A UN envoy has accused the SL army of helping a rebel group in carrying out abductions, reports PK Balachandran.

india Updated: Nov 14, 2006 14:04 IST

The Sri Lankan Security Forces on Monday "vehemently" denied a top UN envoy's charge that sections of the armed forces were assisting the Karuna group in the abduction of children in the eastern Tamil-speaking district of Batticaloa.

A statement posted on the Army's website said that the forces were "perturbed" by the charge made on Monday by Ambassador Allan Rock, Special Advisor to the UN Representative for Children in Armed Conflict.

"The forces vehemently deny any involvement whatsoever with the breakaway LTTE group for abductions in Batticaloa," it said.

Earlier, President Mahinda Rajapaksa had told Ambassador Rock that he would "immediately" investigate allegations of nexus between the Karuna group and sections of the Security Forces and bring the guilty to book.

In an exceptionally strong indictment, Ambassador Rock had said that children as young as 13 or 14 were being abducted by the armed Karuna group with the help of a section of the Sri Lankan Security Forces.

"The mission discovered a disturbing development involving the Karuna abductions.

It found strong and credible evidence that certain elements of the government security forces are supporting and sometimes participating in the abductions and forced recruitment of children by the Karuna faction."

"The mission met with the parents of many of the abducted children in Batticaloa district.

As a result, it learned of eye-witness evidence that links the Karuna faction abductions to certain government elements."

"Based on the evidence as a whole, the mission concluded that some government security forces are actively participating in these criminal acts," Ambassador Rock said.

There were instances of the Sri Lankan army surrounding villages and taking pictures of young boys, and then the next day, the Karuna group cadres coming to these villages to pick up the boys they wanted, he said.

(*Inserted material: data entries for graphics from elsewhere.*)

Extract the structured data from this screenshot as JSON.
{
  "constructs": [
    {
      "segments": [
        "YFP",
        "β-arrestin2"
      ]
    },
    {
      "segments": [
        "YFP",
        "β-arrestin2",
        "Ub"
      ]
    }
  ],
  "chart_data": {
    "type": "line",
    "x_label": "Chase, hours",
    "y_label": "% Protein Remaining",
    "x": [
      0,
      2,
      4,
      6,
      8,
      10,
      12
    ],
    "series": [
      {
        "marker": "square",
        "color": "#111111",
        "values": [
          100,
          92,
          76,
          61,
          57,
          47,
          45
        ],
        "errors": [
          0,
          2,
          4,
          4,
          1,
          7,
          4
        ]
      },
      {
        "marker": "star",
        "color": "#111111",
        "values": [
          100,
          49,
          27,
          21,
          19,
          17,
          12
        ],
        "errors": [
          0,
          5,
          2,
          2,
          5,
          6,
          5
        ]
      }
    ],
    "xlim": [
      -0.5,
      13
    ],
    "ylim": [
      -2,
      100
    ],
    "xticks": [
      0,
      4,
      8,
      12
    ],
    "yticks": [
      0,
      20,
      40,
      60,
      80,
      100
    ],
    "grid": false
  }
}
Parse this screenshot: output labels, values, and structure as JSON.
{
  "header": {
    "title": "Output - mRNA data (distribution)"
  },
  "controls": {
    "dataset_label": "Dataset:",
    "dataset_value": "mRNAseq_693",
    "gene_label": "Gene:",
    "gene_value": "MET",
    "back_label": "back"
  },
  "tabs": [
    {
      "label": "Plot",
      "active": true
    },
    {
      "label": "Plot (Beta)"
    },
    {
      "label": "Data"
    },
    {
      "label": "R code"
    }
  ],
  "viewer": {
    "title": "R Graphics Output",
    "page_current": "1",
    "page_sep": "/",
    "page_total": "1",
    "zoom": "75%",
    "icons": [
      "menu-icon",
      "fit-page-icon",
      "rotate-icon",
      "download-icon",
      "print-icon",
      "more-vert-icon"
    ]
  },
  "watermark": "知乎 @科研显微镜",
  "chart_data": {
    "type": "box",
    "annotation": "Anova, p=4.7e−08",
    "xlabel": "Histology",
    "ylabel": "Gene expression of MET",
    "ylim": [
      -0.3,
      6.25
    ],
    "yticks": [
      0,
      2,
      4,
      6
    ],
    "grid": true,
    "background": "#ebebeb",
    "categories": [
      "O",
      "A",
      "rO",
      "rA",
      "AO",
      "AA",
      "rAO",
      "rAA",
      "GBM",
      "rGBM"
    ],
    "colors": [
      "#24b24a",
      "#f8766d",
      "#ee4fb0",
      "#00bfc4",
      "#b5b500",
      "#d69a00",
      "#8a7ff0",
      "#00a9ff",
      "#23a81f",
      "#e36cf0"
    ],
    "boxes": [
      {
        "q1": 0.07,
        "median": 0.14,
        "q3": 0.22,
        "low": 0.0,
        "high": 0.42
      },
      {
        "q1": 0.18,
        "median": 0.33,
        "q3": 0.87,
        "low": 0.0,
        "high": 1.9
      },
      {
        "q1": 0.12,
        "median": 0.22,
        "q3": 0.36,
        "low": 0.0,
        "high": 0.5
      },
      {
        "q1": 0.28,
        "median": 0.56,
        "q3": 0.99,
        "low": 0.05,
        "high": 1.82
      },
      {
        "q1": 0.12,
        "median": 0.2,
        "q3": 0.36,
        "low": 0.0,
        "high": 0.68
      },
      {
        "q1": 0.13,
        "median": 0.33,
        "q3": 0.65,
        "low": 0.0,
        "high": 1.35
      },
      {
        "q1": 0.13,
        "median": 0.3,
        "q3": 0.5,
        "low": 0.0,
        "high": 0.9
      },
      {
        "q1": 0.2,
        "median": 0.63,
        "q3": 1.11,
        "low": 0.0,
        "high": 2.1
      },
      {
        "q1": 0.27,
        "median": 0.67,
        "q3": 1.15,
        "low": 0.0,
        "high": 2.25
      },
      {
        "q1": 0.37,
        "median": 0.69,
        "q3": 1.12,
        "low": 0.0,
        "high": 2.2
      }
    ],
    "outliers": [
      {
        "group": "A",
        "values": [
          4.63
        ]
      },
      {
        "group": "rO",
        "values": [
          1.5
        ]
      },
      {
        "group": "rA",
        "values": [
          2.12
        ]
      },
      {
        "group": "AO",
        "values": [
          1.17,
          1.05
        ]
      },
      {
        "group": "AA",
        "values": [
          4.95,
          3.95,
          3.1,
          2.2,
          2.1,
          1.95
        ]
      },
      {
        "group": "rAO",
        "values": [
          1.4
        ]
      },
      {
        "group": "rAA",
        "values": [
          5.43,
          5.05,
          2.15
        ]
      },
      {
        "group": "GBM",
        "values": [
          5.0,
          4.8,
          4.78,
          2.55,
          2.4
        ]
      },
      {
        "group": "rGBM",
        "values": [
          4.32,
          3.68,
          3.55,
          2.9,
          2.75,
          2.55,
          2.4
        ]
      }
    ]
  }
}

"Most of the abductions took place from houses," he noted.

"On June 15 and 16, in just two days, 70 children were abducted from an area dotted with army camps," Rock said.

UNICEF reported that in May alone, 135 kids had been abducted from Batticaloa. But Rock said that this could be just a third of the actual number.

Rock was told that the Karuna group was aiding the army and other Security Forces by identifying suspicious persons (persons in league with the LTTE led by Prabhakaran).

The military camps of the Karuna group were all located in the government-controlled areas, he noted.

"People did complain to the police and the army but they were not responsive. Human rights organisations have deteriorated, diminished or disappeared. People do not speak out for fear of being killed," he said.

The people told him that they wanted to get out of the area, but could not do so because the Security Forces were restricting their movements.

Frustrated, one family contemplated collective suicide, the envoy said.